Meta description options for the recommended headline
- Been passed over before? Learn how to ask for a promotion with a calm, clear script that makes your case without the awkwardness. Steps inside. [143]
- Stuck at the same level for years? Here’s how to ask for a promotion the right way, even after a no, plus what to say in the meeting. [142]
- How to ask for a promotion when you’ve been passed over: the prep, the script, and the follow-up that turns a maybe into a yes. [134]
That is publish-ready. Pick headline #1, drop description #1 into your SEO field, and the post is set.
Why this works
Three LLM principles are doing the heavy lifting here. Learn them and every prompt you write gets better:
- Role priming. The first line (“You are an SEO copywriter who specializes in blog headlines and meta descriptions for coaches”) tells the model which slice of its knowledge to use. “Give me some titles” pulls the bland average of the internet; naming a specialist role pulls the patterns that real SEO copywriters use, like keyword placement and click triggers. Always assign a role.
- Constraints are quality control. The character limits aren’t trivia, they’re the difference between a title Google shows in full and one it chops off mid-word. Asking the model to print the character count in brackets makes it self-check against the 60-character ceiling instead of guessing. And the “no clickbait, no fake urgency, no invented statistics” line removes the failure modes AI defaults to when you ask for “click-worthy” anything. Telling the model what NOT to do is as powerful as telling it what to do.
- Specificity in, specificity out, plus clarifying questions. A vague topic (“career growth”) yields vague titles. A sharp input (“how to ask for a promotion after being passed over”) yields titles that name a real pain. The “ask me up to 3 clarifying questions first” line lets the model fill gaps by asking instead of guessing, which is the single biggest fix for generic AI writing.
Do this now
- Copy the prompt above into ChatGPT, Claude, or Gemini.
- Replace the five variables with your real niche, reader, post topic, focus keyword, and tone.
- Send it.
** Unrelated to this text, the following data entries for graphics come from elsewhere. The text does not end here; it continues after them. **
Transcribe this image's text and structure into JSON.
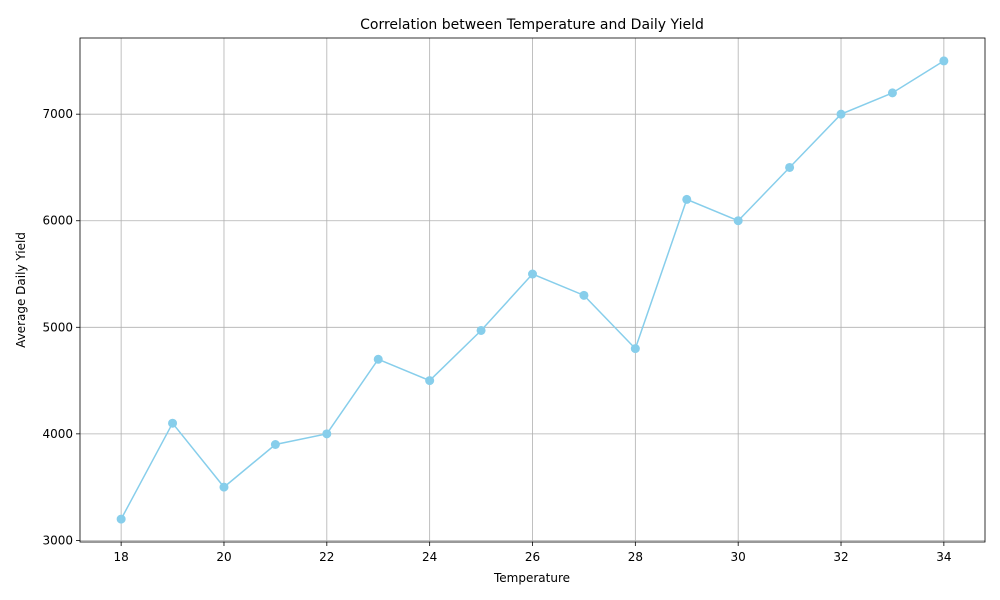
{
  "chart_data": {
    "type": "line",
    "title": "Correlation between Temperature and Daily Yield",
    "xlabel": "Temperature",
    "ylabel": "Average Daily Yield",
    "x": [
      18,
      19,
      20,
      21,
      22,
      23,
      24,
      25,
      26,
      27,
      28,
      29,
      30,
      31,
      32,
      33,
      34
    ],
    "series": [
      {
        "values": [
          3200,
          4100,
          3500,
          3900,
          4000,
          4700,
          4500,
          4970,
          5500,
          5300,
          4800,
          6200,
          6000,
          6500,
          7000,
          7200,
          7500
        ],
        "color": "#87ceeb",
        "marker": "circle"
      }
    ],
    "xlim": [
      17.2,
      34.8
    ],
    "ylim": [
      2985,
      7715
    ],
    "xticks": [
      18,
      20,
      22,
      24,
      26,
      28,
      30,
      32,
      34
    ],
    "yticks": [
      3000,
      4000,
      5000,
      6000,
      7000
    ],
    "grid": true,
    "legend": "none"
  }
}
If it asks clarifying questions, answer them honestly.
- Pick one headline and one meta description, paste them into your CMS or SEO plugin, and publish.
Pro tips
- Search your keyword first. Look at the top 5 results on Google, then tell the model to beat those specific titles. It will sharpen its angle instantly.
- Keep the runner-up headlines. They make great email subject lines, social captions, and YouTube titles for the same content.
- Watch your click-through rate. If a post ranks but no one clicks, the title or meta is the problem, not the content. Re-run this prompt with the live data and swap them.
- Don’t let it round up the promise. If a headline implies more than the post delivers, you’ll win the click and lose the trust. Pick the honest one.